Now a senior in journalism and electronic media, Rainey's time is split between running, activism and classes.

His sophomore year, Rainey began attending Students Promoting Environmental Action in Knoxville meetings for Geology class. But, falling in love with the movement, he continued his membership with SPEAK out of his passion for green activism.

"If Tennessee needs to know anything," Rainey said, "it's that climate change is real and that something needs to be done about it."

During Rainey's first semester in SPEAK, the organization learned of a factory being planned in Greene County that would manufacture explosives for mountaintop-removal mining. The explosives were made with red phosphorous, a substance that reacts with water and air to create highly-toxic phosphine gas.
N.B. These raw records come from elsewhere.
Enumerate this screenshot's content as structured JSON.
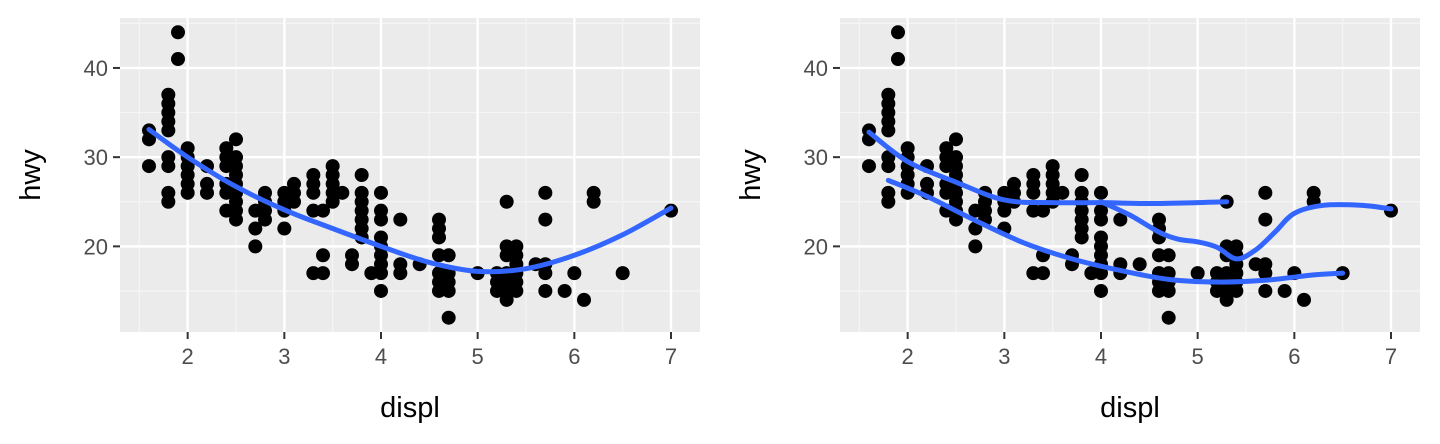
{
  "chart_data": [
    {
      "type": "scatter",
      "xlabel": "displ",
      "ylabel": "hwy",
      "xlim": [
        1.3,
        7.3
      ],
      "ylim": [
        10.4,
        45.6
      ],
      "xticks": [
        2,
        3,
        4,
        5,
        6,
        7
      ],
      "yticks": [
        20,
        30,
        40
      ],
      "grid": true,
      "legend": "none",
      "points": [
        [
          1.6,
          33
        ],
        [
          1.6,
          32
        ],
        [
          1.6,
          29
        ],
        [
          1.8,
          37
        ],
        [
          1.8,
          36
        ],
        [
          1.8,
          35
        ],
        [
          1.8,
          34
        ],
        [
          1.8,
          33
        ],
        [
          1.8,
          30
        ],
        [
          1.8,
          29
        ],
        [
          1.8,
          26
        ],
        [
          1.8,
          25
        ],
        [
          1.9,
          44
        ],
        [
          1.9,
          41
        ],
        [
          2.0,
          31
        ],
        [
          2.0,
          30
        ],
        [
          2.0,
          29
        ],
        [
          2.0,
          28
        ],
        [
          2.0,
          27
        ],
        [
          2.0,
          26
        ],
        [
          2.2,
          29
        ],
        [
          2.2,
          27
        ],
        [
          2.2,
          26
        ],
        [
          2.4,
          31
        ],
        [
          2.4,
          30
        ],
        [
          2.4,
          29
        ],
        [
          2.4,
          27
        ],
        [
          2.4,
          26
        ],
        [
          2.4,
          24
        ],
        [
          2.5,
          32
        ],
        [
          2.5,
          30
        ],
        [
          2.5,
          29
        ],
        [
          2.5,
          28
        ],
        [
          2.5,
          27
        ],
        [
          2.5,
          26
        ],
        [
          2.5,
          25
        ],
        [
          2.5,
          24
        ],
        [
          2.5,
          23
        ],
        [
          2.7,
          24
        ],
        [
          2.7,
          22
        ],
        [
          2.7,
          20
        ],
        [
          2.8,
          26
        ],
        [
          2.8,
          25
        ],
        [
          2.8,
          24
        ],
        [
          2.8,
          23
        ],
        [
          3.0,
          26
        ],
        [
          3.0,
          25
        ],
        [
          3.0,
          24
        ],
        [
          3.0,
          22
        ],
        [
          3.1,
          27
        ],
        [
          3.1,
          26
        ],
        [
          3.1,
          25
        ],
        [
          3.3,
          28
        ],
        [
          3.3,
          27
        ],
        [
          3.3,
          26
        ],
        [
          3.3,
          24
        ],
        [
          3.3,
          17
        ],
        [
          3.4,
          24
        ],
        [
          3.4,
          19
        ],
        [
          3.4,
          17
        ],
        [
          3.5,
          29
        ],
        [
          3.5,
          28
        ],
        [
          3.5,
          27
        ],
        [
          3.5,
          26
        ],
        [
          3.5,
          25
        ],
        [
          3.6,
          26
        ],
        [
          3.7,
          19
        ],
        [
          3.7,
          18
        ],
        [
          3.8,
          28
        ],
        [
          3.8,
          26
        ],
        [
          3.8,
          25
        ],
        [
          3.8,
          24
        ],
        [
          3.8,
          23
        ],
        [
          3.8,
          22
        ],
        [
          3.8,
          21
        ],
        [
          3.9,
          17
        ],
        [
          4.0,
          26
        ],
        [
          4.0,
          24
        ],
        [
          4.0,
          23
        ],
        [
          4.0,
          21
        ],
        [
          4.0,
          20
        ],
        [
          4.0,
          19
        ],
        [
          4.0,
          18
        ],
        [
          4.0,
          17
        ],
        [
          4.0,
          15
        ],
        [
          4.2,
          23
        ],
        [
          4.2,
          18
        ],
        [
          4.2,
          17
        ],
        [
          4.4,
          18
        ],
        [
          4.6,
          23
        ],
        [
          4.6,
          22
        ],
        [
          4.6,
          21
        ],
        [
          4.6,
          19
        ],
        [
          4.6,
          17
        ],
        [
          4.6,
          16
        ],
        [
          4.6,
          15
        ],
        [
          4.7,
          19
        ],
        [
          4.7,
          17
        ],
        [
          4.7,
          16
        ],
        [
          4.7,
          15
        ],
        [
          4.7,
          12
        ],
        [
          5.0,
          17
        ],
        [
          5.2,
          17
        ],
        [
          5.2,
          16
        ],
        [
          5.2,
          15
        ],
        [
          5.3,
          25
        ],
        [
          5.3,
          20
        ],
        [
          5.3,
          19
        ],
        [
          5.3,
          17
        ],
        [
          5.3,
          16
        ],
        [
          5.3,
          15
        ],
        [
          5.3,
          14
        ],
        [
          5.4,
          20
        ],
        [
          5.4,
          19
        ],
        [
          5.4,
          18
        ],
        [
          5.4,
          17
        ],
        [
          5.4,
          16
        ],
        [
          5.4,
          15
        ],
        [
          5.6,
          18
        ],
        [
          5.7,
          26
        ],
        [
          5.7,
          23
        ],
        [
          5.7,
          18
        ],
        [
          5.7,
          17
        ],
        [
          5.7,
          15
        ],
        [
          5.9,
          15
        ],
        [
          6.0,
          17
        ],
        [
          6.1,
          14
        ],
        [
          6.2,
          26
        ],
        [
          6.2,
          25
        ],
        [
          6.5,
          17
        ],
        [
          7.0,
          24
        ]
      ],
      "smooth_lines": [
        [
          [
            1.6,
            33.1
          ],
          [
            2.0,
            30.0
          ],
          [
            2.5,
            26.7
          ],
          [
            3.0,
            24.1
          ],
          [
            3.5,
            22.0
          ],
          [
            4.0,
            20.0
          ],
          [
            4.5,
            18.2
          ],
          [
            5.0,
            17.2
          ],
          [
            5.5,
            17.5
          ],
          [
            6.0,
            19.0
          ],
          [
            6.5,
            21.3
          ],
          [
            7.0,
            24.3
          ]
        ]
      ]
    },
    {
      "type": "scatter",
      "xlabel": "displ",
      "ylabel": "hwy",
      "xlim": [
        1.3,
        7.3
      ],
      "ylim": [
        10.4,
        45.6
      ],
      "xticks": [
        2,
        3,
        4,
        5,
        6,
        7
      ],
      "yticks": [
        20,
        30,
        40
      ],
      "grid": true,
      "legend": "none",
      "points_ref": 0,
      "smooth_lines": [
        [
          [
            1.6,
            32.8
          ],
          [
            2.0,
            29.5
          ],
          [
            2.5,
            27.2
          ],
          [
            3.0,
            25.2
          ],
          [
            3.5,
            24.9
          ],
          [
            4.0,
            24.9
          ],
          [
            4.5,
            24.8
          ],
          [
            5.0,
            24.9
          ],
          [
            5.3,
            25.0
          ]
        ],
        [
          [
            1.8,
            27.4
          ],
          [
            2.2,
            25.6
          ],
          [
            2.7,
            22.9
          ],
          [
            3.2,
            20.4
          ],
          [
            3.7,
            18.6
          ],
          [
            4.2,
            17.3
          ],
          [
            4.7,
            16.3
          ],
          [
            5.2,
            16.0
          ],
          [
            5.7,
            16.2
          ],
          [
            6.2,
            16.8
          ],
          [
            6.5,
            17.0
          ]
        ],
        [
          [
            4.0,
            25.0
          ],
          [
            4.3,
            23.5
          ],
          [
            4.6,
            21.6
          ],
          [
            4.8,
            20.8
          ],
          [
            5.0,
            20.5
          ],
          [
            5.2,
            19.9
          ],
          [
            5.4,
            18.6
          ],
          [
            5.6,
            19.6
          ],
          [
            5.8,
            21.6
          ],
          [
            6.0,
            23.7
          ],
          [
            6.3,
            24.6
          ],
          [
            6.7,
            24.6
          ],
          [
            7.0,
            24.2
          ]
        ]
      ]
    }
  ],
  "style": {
    "panel_bg": "#ebebeb",
    "grid_major": "#ffffff",
    "grid_minor": "#f5f5f5",
    "point_color": "#000000",
    "smooth_color": "#3366ff",
    "tick_color": "#333333"
  }
}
The factory – activists worried – could spread toxins beyond the estimated 500-acre radius, thus threatening a vital Tennessee River watershed and nearby elementary school.

At a town hall debate on the issue, Rainey and other SPEAK organizers publicly spoke against the project.

"That was a turning point in my life," he said. "I decided I really enjoyed that sort of activism and public speaking. Getting a chance to do something like that was pretty awesome. And obviously I enjoyed it, since I'm still doing it."

Rainey's future, however, is not yet certain, and he's okay with that. He prefers to live in the moment.

"Your mind can go some pretty dark places sometimes if you try to think too far ahead," he said.

However, Rainey does plan to stay in the South after graduation, feeling his work should help reform energy priorities in the traditionally conservative region.

Rainey's passion for the environment is rivaled only by his love for his family.

Gary Peterman, Rainey's former academic adviser, has witnessed the magnitude of that love. He parades a slightly yellowed article from 2012 as proof; that year, Rainey sacrificed a semester of running to care for his mother after she sustained multiple injuries in a car accident.

Rainey himself never mentioned this act. Only by request would he offer details.

"When I decided to take the semester off, it wasn't really an option in my mind," Rainey said. "I just did what I had to do to help my mom because I know she would've done the same for me."

Regardless of what he chooses to pursue, Peterman is sure of Rainey's success.

"He is athletically active, but he is also intellectually active, and I always find that refreshing," he said. "To me, there's not a limitation on him. He would be successful in whatever endeavor he goes into."